Depuis ce début d'année 2026. Les affiches électorales tapissent les murs d’une France fatiguée. Derrière les sourires figés des candidats, une autre réalité se joue : celle d’une société en crise d’essence, où les mots du pouvoir se font miroir d’une domination qui ne dit plus son nom. Les municipales ne sont plus une célébration démocratique, mais un rituel vide — la mise en scène d’un consensus épuisé.
On nous parle d’ordre, de responsabilité, de sécurité. Ce lexique n’est pas neuf. Il a simplement changé de visage, comme la bourgeoisie change de masque quand son règne chancelle. C’est le vieux monde qui se redresse sur ses béquilles, rejouant ses refrains réactionnaires pour conjurer la peur du changement.

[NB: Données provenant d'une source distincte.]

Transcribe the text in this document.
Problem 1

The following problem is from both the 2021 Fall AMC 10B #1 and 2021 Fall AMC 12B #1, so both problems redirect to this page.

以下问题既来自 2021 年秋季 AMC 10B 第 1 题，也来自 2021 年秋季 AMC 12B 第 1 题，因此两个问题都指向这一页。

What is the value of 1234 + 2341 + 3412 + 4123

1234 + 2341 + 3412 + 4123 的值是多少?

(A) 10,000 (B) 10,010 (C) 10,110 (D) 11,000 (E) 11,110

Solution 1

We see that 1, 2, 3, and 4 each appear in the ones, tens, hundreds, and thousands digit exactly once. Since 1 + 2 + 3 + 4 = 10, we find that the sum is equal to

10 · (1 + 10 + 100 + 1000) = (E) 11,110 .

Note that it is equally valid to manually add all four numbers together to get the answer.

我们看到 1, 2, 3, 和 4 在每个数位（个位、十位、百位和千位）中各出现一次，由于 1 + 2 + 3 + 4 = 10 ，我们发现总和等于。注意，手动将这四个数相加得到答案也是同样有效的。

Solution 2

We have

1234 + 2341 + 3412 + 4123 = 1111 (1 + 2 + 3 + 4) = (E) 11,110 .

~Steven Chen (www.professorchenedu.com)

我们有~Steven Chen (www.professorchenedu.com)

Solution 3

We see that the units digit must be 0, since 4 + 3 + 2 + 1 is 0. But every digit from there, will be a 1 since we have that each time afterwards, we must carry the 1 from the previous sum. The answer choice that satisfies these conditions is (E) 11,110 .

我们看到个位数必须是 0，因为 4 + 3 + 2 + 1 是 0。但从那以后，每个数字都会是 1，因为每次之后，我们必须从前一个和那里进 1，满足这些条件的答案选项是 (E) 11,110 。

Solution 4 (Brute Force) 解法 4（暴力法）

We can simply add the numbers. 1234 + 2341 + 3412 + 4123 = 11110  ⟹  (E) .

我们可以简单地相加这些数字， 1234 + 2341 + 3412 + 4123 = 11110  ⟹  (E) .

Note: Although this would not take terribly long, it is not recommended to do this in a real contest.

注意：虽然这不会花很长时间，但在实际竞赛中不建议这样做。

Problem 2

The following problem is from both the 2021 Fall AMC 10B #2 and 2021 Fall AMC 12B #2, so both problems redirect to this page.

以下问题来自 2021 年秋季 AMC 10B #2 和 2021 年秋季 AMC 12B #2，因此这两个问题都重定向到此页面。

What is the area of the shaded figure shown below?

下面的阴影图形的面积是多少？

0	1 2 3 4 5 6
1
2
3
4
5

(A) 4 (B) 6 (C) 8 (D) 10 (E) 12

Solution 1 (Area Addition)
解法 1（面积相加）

“Travail, Famille, Patrie” — Martine Vassal la répète sur un plateau télé, sans conscience du poison qu’elle ravive.
Cette formule, forgée dans la forge sombre de Vichy, n’est pas un simple mot d’ordre conservateur. C’est une architecture de domination : le travail comme instrument d’exploitation, la famille comme outil de reproduction sociale, la patrie comme totem pour détourner la colère de classe.
Et comme dans tout déclin idéologique, les héritiers du capital empruntent au pire de leur tradition. Aurore Bergé, elle, exhume Charles Maurras pour fustiger “l’anti-France”. Rien d’étonnant, en vérité. Quand la légitimité du système politique vacille, il cherche refuge dans la mythologie nationale. Ceux qui ont mené la dérégulation du monde reprennent aujourd’hui les habits de gardiens de la civilisation. C’est le dernier stade du mensonge bourgeois : se prétendre rempart contre le chaos qu’ils ont eux-mêmes créé.
Trotsky l’avait écrit, dans La Révolution trahie : quand les institutions se dévitalisent, quand le langage politique se vide, le fascisme s’avance comme une caricature de l’ordre. Ce n’est pas une erreur du système ; c’est son instinct de survie. La fascisation, en 2026, c’est la réponse organique d’un capitalisme sénescent à sa propre décomposition. Les médias entretiennent l’illusion du débat : mais les élections locales ne font que redistribuer les postes au sein du même appareil d’État, celui qui protège la propriété privée et la hiérarchie sociale.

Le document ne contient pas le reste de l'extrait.